Dodatkowo Krzysiek zabrał swoich nowych znajomych z pracy (nowych, bo my to już starzy po dziesięciu latach), których w kajaki jeszcze nie wsadzał. Było więc sporo uciechy i sporo emocji. Jeden z nowych znajomych, Jacek, chciał się pokazać na spływie z jak najlepszej strony i przygotował nam prawdziwą ucztę – kociołek z gulaszem węgierskim (prawdziwym!), który cały wieczór gotował na ognisku. Przepyszne!
Leniwie, podczas dwóch dni spływu Pilicą, pokonaliśmy ambitnie 33 kilometry rzeki z biwakiem i gotowaniem na ognisku, pluskając się w międzyczasie w Inowłodzu z wykorzystaniem deski SUP i kajaka sit-on-top z Przystani Tomaszów. Panie Heniu, serdecznie dziękujemy!

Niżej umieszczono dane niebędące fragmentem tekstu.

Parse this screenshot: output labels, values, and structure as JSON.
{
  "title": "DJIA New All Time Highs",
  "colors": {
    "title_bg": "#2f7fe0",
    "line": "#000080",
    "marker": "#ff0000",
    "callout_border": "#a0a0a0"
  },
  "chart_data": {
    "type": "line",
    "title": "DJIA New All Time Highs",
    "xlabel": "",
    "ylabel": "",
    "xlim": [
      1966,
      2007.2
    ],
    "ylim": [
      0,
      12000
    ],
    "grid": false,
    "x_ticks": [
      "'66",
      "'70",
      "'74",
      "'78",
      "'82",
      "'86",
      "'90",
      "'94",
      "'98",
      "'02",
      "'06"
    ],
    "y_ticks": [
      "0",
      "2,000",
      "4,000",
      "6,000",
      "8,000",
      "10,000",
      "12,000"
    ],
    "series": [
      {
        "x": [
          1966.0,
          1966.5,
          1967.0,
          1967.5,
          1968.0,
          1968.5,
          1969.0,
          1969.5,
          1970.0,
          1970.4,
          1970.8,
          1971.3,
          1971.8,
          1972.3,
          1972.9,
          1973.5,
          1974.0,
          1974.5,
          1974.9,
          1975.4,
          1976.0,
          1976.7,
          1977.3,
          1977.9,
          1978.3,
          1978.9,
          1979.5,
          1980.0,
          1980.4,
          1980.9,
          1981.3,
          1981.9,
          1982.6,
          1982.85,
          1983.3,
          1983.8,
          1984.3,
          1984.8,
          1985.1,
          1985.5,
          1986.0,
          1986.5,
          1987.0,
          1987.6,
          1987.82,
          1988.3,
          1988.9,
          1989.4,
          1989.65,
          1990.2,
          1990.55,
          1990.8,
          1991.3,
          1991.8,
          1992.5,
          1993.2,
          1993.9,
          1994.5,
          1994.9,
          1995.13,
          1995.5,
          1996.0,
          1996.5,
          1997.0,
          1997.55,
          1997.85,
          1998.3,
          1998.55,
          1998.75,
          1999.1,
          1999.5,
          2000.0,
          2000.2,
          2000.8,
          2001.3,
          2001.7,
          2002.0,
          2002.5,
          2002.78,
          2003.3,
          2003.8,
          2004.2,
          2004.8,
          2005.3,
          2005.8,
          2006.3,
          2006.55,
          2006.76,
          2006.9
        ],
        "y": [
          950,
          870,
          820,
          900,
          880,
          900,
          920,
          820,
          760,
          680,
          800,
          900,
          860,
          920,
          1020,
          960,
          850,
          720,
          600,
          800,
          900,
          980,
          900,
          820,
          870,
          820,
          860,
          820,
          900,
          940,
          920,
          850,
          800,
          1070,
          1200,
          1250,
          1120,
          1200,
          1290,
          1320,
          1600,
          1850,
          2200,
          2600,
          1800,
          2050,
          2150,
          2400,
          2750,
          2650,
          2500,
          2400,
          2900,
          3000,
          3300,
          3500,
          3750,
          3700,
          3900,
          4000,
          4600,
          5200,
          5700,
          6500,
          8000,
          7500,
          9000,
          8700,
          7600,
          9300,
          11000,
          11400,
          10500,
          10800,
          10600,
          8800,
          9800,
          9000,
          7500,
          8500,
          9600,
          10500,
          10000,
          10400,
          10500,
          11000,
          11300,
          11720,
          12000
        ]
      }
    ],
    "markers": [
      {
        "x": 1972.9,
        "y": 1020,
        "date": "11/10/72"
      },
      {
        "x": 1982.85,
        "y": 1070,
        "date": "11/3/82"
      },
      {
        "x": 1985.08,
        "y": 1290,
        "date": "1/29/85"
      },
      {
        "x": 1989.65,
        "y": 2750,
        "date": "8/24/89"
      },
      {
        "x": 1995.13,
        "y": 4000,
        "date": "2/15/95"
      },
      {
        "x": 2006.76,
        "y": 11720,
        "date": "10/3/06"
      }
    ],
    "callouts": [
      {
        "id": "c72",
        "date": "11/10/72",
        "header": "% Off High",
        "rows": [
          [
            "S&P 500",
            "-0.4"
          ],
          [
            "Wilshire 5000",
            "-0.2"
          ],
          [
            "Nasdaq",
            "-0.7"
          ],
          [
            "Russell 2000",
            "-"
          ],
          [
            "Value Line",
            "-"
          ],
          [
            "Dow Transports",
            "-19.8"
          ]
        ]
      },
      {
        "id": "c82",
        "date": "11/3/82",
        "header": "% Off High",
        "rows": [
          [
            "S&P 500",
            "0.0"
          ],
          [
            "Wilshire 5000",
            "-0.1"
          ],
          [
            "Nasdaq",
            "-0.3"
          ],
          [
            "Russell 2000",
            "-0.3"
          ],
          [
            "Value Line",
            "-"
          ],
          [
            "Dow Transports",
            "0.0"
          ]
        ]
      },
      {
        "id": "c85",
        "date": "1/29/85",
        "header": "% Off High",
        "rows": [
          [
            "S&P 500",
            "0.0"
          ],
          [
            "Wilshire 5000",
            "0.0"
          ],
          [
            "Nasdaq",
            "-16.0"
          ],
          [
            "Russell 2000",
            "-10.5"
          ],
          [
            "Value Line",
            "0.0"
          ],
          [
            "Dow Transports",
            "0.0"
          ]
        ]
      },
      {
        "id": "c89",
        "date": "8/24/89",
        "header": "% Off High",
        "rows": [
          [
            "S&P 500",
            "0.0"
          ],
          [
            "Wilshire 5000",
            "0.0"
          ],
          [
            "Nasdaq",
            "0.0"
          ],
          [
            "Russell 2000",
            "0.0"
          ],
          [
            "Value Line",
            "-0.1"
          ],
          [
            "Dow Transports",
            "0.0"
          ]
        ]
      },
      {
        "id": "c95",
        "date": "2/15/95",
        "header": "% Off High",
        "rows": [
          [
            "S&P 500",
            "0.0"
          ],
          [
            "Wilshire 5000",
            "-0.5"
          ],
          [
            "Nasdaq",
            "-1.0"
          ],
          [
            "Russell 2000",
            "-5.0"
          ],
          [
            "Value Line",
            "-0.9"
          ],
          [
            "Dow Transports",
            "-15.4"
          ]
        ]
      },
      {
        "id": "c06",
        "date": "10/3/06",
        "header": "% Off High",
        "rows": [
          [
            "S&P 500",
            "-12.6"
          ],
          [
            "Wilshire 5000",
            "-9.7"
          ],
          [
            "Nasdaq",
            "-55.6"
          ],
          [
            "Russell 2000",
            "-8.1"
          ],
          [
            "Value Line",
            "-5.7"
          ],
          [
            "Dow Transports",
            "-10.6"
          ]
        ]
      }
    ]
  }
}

Mogłyby się częściej odbywać takie spotkania, brakuje nam codziennego kajakowego towarzystwa Agi i Krzysia – samo spotykanie się „przelotem” w pracy z jednym, bądź drugim już nam nie wystarcza. Mamy nadzieję, że ten spływ to zapowiedź lepszych kajakowych czasów dla naszej czwórki razem.